A legislação, aprovada pelo Congresso Nacional e sancionada pelo presidente Lula, permite ao Brasil adotar medidas tarifárias e não tarifárias contra países que imponham barreiras comerciais ao país, como os Estados Unidos, que anunciaram sobretaxa de 50% sobre produtos brasileiros.
O decreto, que será publicado na terça, 15, estabelece os procedimentos que devem ser adotados para a aplicação da lei e cria um comitê formado por integrantes do governo e empresários para discutir o tarifaço.
Para a primeira reunião, estarão presentes os setores de aviação, aço, alumínio, celulose, máquinas, calçados, móveis e autopeças.
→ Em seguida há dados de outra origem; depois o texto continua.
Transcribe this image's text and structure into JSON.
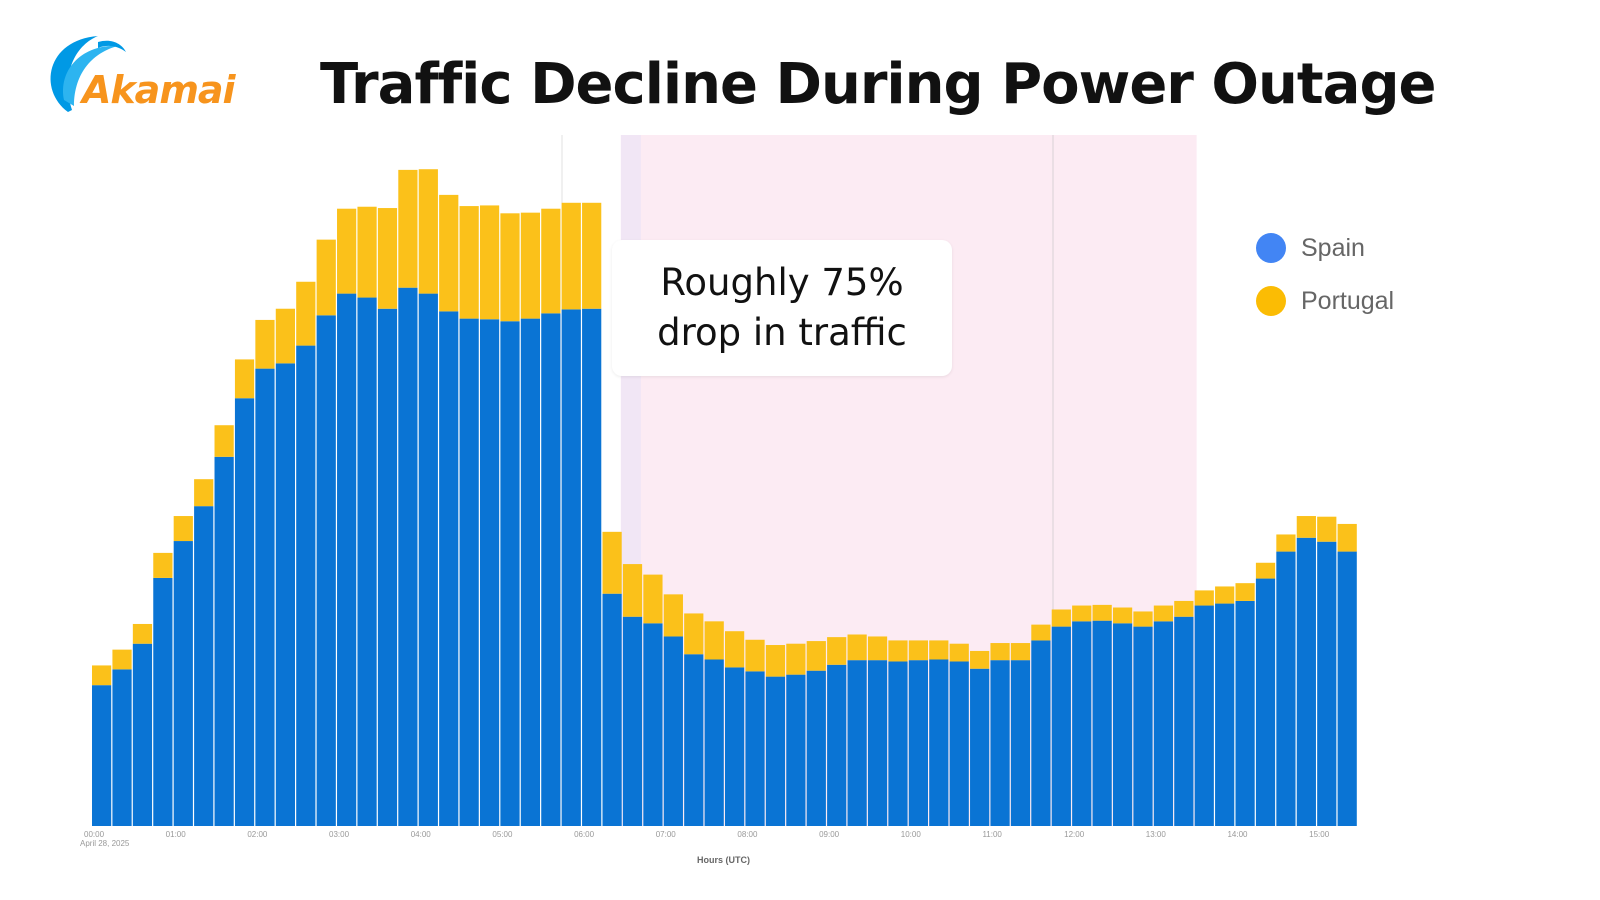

Já a segunda rodada de conversas contará com exportadores do agronegócio.
O decreto que regulamenta a lei autoriza o Brasil a aplicar respostas que incluem sobretaxas na importação de bens e serviços, suspensão de acordos comerciais e, em casos excepcionais, a suspensão de direitos de propriedade intelectual, como pagamento de royalties ou reconhecimento de patentes.
Até então, o Brasil só podia recorrer à Organização Mundial do Comércio para reagir a medidas desse tipo.
A nova lei amplia as ferramentas do governo para responder a barreiras comerciais, legais ou políticas impostas por outros países ou blocos econômicos.
O vice-presidente, Geraldo Alckmin, informou que se reunirá com o presidente Lula para tratar do comitê que coordenará para enfrentar o “tarifaço”, formado por representantes do governo e da iniciativa privada.
O governo espera ter a regulamentação pronta antes do início da vigência da tarifa dos EUA, prevista para 1º de agosto.
O conteúdo completo do decreto será publicado na terça, 15, no Diário Oficial da União.